是否有其他方法可以实现这一点,或者我做错了什么/愚蠢?
$htmlArray = array();
$buildingArray = array();
$buildingArray["0"] = array("4","3","2","1","0","01","02");
$buildingArray["1"] = array("4","3","2","1","0","01","02");
$buildingArray["2"] = array("4","3","2","1","0","01","02");
foreach ($buildingArray as $bkey => $building)
{
switch ($bkey)
{
case "0":
$htmlArray[0]['building'] = "Biology";
break;
case "1":
$htmlArray[1]['building'] = "Chemistry";
break;
case "2":
$htmlArray[2]['building'] = "Environmental";
break;
}
$buildVal = $bkey;
foreach ($building as $fkey => $floor)
{
$floorVal = $floor;
$prepend ='Floor ';
$title = $prepend.$floor;
$htmlArray[$fkey]['floor'] = $title;
// Iterate over the items results
//NO PROBLEM: These values (reference foreach1 & foreach2) output correct result!
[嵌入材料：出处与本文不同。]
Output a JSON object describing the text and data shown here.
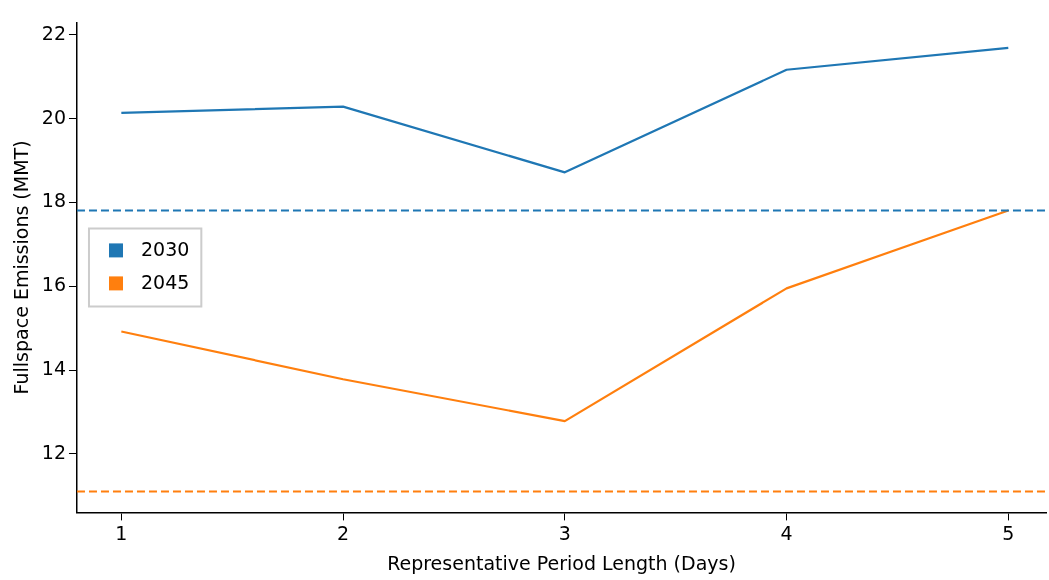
{
  "chart_data": {
    "type": "line",
    "xlabel": "Representative Period Length (Days)",
    "ylabel": "Fullspace Emissions (MMT)",
    "x": [
      1,
      2,
      3,
      4,
      5
    ],
    "series": [
      {
        "name": "2030",
        "color": "#1f77b4",
        "values": [
          20.14,
          20.29,
          18.72,
          21.17,
          21.69
        ]
      },
      {
        "name": "2045",
        "color": "#ff7f0e",
        "values": [
          14.92,
          13.78,
          12.78,
          15.95,
          17.81
        ]
      }
    ],
    "xlim": [
      0.8,
      5.17
    ],
    "xticks": [
      1,
      2,
      3,
      4,
      5
    ],
    "ylim": [
      10.6,
      22.3
    ],
    "yticks": [
      12,
      14,
      16,
      18,
      20,
      22
    ],
    "ref_lines": [
      {
        "axis": "y",
        "value": 17.81,
        "color": "#1f77b4",
        "line_style": "dashed"
      },
      {
        "axis": "y",
        "value": 11.1,
        "color": "#ff7f0e",
        "line_style": "dashed"
      }
    ],
    "grid": false,
    "legend": "left",
    "marker": "none",
    "line_style": "solid"
  }
}
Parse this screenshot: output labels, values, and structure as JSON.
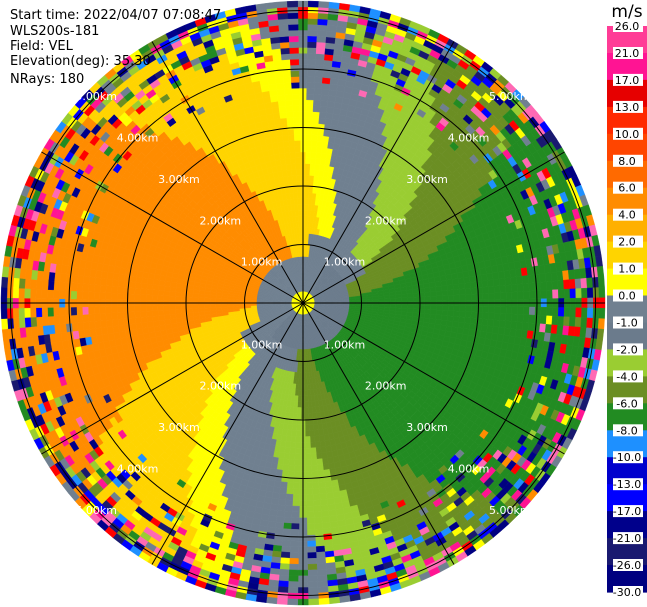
{
  "info": {
    "start_time": "Start time: 2022/04/07 07:08:47",
    "instrument": "WLS200s-181",
    "field": "Field: VEL",
    "elevation": "Elevation(deg): 35.30",
    "nrays": "NRays: 180"
  },
  "colorbar": {
    "unit": "m/s",
    "ticks": [
      "26.0",
      "21.0",
      "17.0",
      "13.0",
      "10.0",
      "8.0",
      "6.0",
      "4.0",
      "2.0",
      "1.0",
      "0.0",
      "-1.0",
      "-2.0",
      "-4.0",
      "-6.0",
      "-8.0",
      "-10.0",
      "-13.0",
      "-17.0",
      "-21.0",
      "-26.0",
      "-30.0"
    ],
    "colors": [
      "#ff3c96",
      "#ff1493",
      "#e60000",
      "#ff2a00",
      "#ff4500",
      "#ff6a00",
      "#ff8c00",
      "#ffb000",
      "#ffd400",
      "#ffff00",
      "#708090",
      "#6b7b8c",
      "#9acd32",
      "#6b8e23",
      "#228b22",
      "#1e90ff",
      "#0000cd",
      "#0000ff",
      "#00008b",
      "#191970",
      "#000080"
    ]
  },
  "chart_data": {
    "type": "ppi",
    "field": "VEL",
    "unit": "m/s",
    "range_rings_km": [
      1.0,
      2.0,
      3.0,
      4.0,
      5.0
    ],
    "ring_labels": [
      "1.00km",
      "2.00km",
      "3.00km",
      "4.00km",
      "5.00km"
    ],
    "spoke_angles_deg": [
      0,
      30,
      60,
      90,
      120,
      150,
      180,
      210,
      240,
      270,
      300,
      330
    ],
    "description_free_pattern": "approaching velocities (negative, green) to the south-east, receding (positive, yellow/orange) to the north-west"
  }
}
echo("build=".$buildVal." ");
echo("floor=".$floorVal." ");
$roomArray= array();
$roomArray = $rooms -> fetchAll(PDO::FETCH_ASSOC);
foreach ($roomArray as $row)
{
//PROBLEM: These values (reference foreach1 & foreach2) do not iterate inside foreach 3, only output 1st building and floor!
echo("build=".$buildVal." ");
echo("floor=".$floorVal." ");
//echo any results matching building and floor
if($row["building"] == $buildVal+3 && $row["floor"] == $floorVal)
{
// echo($row["room");
}
}
}
}
没有问题的输出: 建造=0 楼层=4 建造=0 楼层=3 建造=0 楼层=2 建造=0 楼层=1 建造=0 楼层=0 建造=0 楼层=01 建造=0 楼层=02 建造=1 楼层=4 建造= 1楼=3楼=1楼=2楼=1楼=1楼=1楼=0楼=1楼=01楼=1楼=02楼=2楼=4楼=2楼=3楼=2楼=2 楼=2 楼=1 楼=2 楼=0 楼=2 楼=01 楼=2 楼=02
问题输出: 建造=0 楼层=4 建造=0 楼层=4 建造=0 楼层=4 建造=0 楼层=4 建造=0 楼层=4 建造=0 楼层=4 建造=0 楼层=4 建造=0 楼层=4
$RoomArray 输出(除了最后的空数组之外似乎正确): Array ( [0] => Array ( [room_id] => 1 [room] => 112 [floor] => 1 [building] => 3 ) [1] => Array ( [room_id] => 2 [room] => 111 [楼层] => 1 [建筑物] => 3) [2] => 数组 ([room_id] => 3 [房间] => 116 [楼层] => 1 [建筑物] => 4) [3 ] => Array ( [room_id] => 4 [room] => 115 [floor] => 1 [building] => 4) [4] => Array ( [room_id] => 5 [room] => 114 [ floor] => 1 [building] => 4) [5] => Array ([room_id] => 6 [room] => 113 [floor] => 1 [building] => 4) [6] => Array ( [room_id] => 7 [房间] => 110 [楼层] => 1 [建筑物] => 5) [7] => 数组 ( [room_id] => 8 [房间] => 109 [楼层] => 1 [建筑] => 5) ) 数组 ( ) 数组 ( ) 数组 ( ) 数组 ( ) 数组 ( ) 数组 ( ) 数组 ( ) 数组 ( ) 数组 ( ) 数组 ( ) 数组 ( ) 数组 ( ) 数组 ( ) 数组 ( ) 数组 ( ) 数组 ( ) 数组 ( ) 数组 ( ) 数组 ( ) 数组 ( )
也许我应该改写这个问题....以上来自我的数据库(尽管数据会大得多),除了 3 栋楼和 6 层楼,我需要一个嵌套列表,例如:
-Building1
-Floor1
-Room121
-Building2
-Floor1
-Floor2
-Room221
等
【问题讨论】:
-
我相信 pdo fetchAll 将其输出为 key=>val;在 roomArray 上做一个 var_dump。
-
你在哪里设置
$building和$rooms?在第一次迭代中从$rooms获取所有行后,除非您倒带,否则您不能再次调用$fetchAll。但它每次都会返回相同的东西,那么为什么需要在foreach循环中这样做呢? -
你的问题涉及
$buildValue和$floorValue,但是代码中没有这样的变量。你的意思是$buildVal和$floorVal? -
$roomArray 按预期输出....问题似乎出在 foreach 变量上。是的 $buildVal 和 $floorVal
-
$building 和 $floors 由 foreach1 和 2 中的 $buildingArray 值创建。$rooms 是查询的 pdo 结果。